Matthews sees the pendulum swing in the draft of the five-year strategic agenda published by the European Council, the EU’s top decision-making body. The last five-year agenda outlined a transition to a greener, more sustainable Europe, “and all of that language has disappeared from the current draft of the next strategic agenda,” Matthews says. “The focus is much more on competitiveness, on sovereignty, on trade issues, which also is reflected in the food and agricultural agenda.”

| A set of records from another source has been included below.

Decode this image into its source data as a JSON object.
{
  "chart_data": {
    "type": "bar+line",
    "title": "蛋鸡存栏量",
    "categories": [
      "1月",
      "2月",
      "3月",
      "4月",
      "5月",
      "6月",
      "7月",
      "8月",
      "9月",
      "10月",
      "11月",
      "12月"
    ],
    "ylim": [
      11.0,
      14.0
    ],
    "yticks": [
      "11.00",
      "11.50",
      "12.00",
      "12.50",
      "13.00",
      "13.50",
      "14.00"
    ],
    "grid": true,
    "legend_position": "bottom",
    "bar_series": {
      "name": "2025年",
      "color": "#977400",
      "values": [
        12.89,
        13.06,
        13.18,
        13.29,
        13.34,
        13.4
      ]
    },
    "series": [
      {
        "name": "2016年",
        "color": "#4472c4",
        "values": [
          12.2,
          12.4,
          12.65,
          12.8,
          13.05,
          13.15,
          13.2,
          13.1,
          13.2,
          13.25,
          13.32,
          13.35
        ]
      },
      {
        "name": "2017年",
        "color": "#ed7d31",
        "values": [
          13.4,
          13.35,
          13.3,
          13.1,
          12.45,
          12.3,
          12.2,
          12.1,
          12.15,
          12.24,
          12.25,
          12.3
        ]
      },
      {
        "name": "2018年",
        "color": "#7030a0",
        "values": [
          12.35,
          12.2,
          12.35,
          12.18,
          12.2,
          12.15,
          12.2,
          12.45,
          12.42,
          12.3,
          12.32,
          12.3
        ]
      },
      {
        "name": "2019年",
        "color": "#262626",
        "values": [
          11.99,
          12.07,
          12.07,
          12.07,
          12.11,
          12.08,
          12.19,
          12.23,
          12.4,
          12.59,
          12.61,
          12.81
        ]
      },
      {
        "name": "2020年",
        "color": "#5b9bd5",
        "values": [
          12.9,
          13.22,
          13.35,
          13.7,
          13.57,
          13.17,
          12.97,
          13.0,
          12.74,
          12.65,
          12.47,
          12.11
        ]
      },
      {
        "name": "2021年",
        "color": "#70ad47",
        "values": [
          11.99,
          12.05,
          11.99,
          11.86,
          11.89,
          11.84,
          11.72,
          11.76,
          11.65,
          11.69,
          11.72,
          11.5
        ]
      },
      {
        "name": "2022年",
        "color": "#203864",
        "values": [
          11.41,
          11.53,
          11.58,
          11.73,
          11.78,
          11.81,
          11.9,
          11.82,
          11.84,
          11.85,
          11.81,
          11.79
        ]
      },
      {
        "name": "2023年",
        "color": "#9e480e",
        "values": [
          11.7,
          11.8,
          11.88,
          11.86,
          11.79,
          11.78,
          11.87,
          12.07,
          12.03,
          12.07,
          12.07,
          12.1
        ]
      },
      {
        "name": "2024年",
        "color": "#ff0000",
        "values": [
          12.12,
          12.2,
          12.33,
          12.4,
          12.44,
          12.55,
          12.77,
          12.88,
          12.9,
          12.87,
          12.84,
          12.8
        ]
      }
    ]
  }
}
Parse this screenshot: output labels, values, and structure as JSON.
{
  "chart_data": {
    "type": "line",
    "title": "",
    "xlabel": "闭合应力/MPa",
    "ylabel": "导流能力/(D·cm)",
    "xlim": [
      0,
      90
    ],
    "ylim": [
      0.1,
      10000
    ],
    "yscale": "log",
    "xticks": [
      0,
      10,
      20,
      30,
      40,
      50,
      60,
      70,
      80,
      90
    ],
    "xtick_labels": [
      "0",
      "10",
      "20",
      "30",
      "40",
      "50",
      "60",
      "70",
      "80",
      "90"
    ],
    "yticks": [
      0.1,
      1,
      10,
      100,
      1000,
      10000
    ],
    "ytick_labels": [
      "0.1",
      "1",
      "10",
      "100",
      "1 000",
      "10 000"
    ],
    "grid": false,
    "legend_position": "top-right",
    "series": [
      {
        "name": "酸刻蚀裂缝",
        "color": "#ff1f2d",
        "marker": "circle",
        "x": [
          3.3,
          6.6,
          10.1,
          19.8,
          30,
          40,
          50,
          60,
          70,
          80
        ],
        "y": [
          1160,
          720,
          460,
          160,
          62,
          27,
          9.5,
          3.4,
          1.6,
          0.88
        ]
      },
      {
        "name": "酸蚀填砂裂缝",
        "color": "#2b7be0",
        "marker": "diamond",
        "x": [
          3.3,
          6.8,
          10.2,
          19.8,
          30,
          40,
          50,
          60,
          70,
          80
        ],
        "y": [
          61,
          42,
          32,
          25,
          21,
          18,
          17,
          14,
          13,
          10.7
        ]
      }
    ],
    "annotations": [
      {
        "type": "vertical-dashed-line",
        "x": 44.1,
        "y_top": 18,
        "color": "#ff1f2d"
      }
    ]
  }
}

This shift has alarmed many politicians concerned about the environment. Michael Bloss, a German member of the EU Parliament for the Green Party, says stalling climate change policies to placate protesting farmers is a step backward. “That’s bad for environmental policies,” he says. “Their whole sector hasn’t been really regulated in terms of climate, so it cannot be climate policies that makes them angry. But for sure, we are fighting together with them to get better prices for their production. But here this is something that it’s not the Greens who are responsible, but it’s the big retailers who don’t give them enough for their produce.”
For farmer Lee, low produce prices are an additional problem, and that’s why he’s turned to other sources of revenue like a small hotel and beer garden he’s built on his farm to attract tourists to the region.
But Lee says the bigger problem is the Green Party itself. “It’s definitely an agenda to get rid of small farming businesses,” he says of the Greens’ policies. “They tell us the opposite. The first farms that go bankrupt are small farms because they can’t cope with this system.”
Lee has taken to YouTube to air his grievances — where his hundreds of videos have more than 24 million combined views.
He’s running for EU Parliament for the right-wing Free Voters party. He has attracted media attention for blaming politicians for wanting to take farmers’ land to build housing for refugees, a claim for which he provided no evidence.
Lee shrugs off this criticism, saying he does not belong to the far-right. He says he’s simply a family farmer who wants the EU to return more decision-making powers to those who work the land and feed Europe.
Esme Nicholson contributed to this report from Berlin.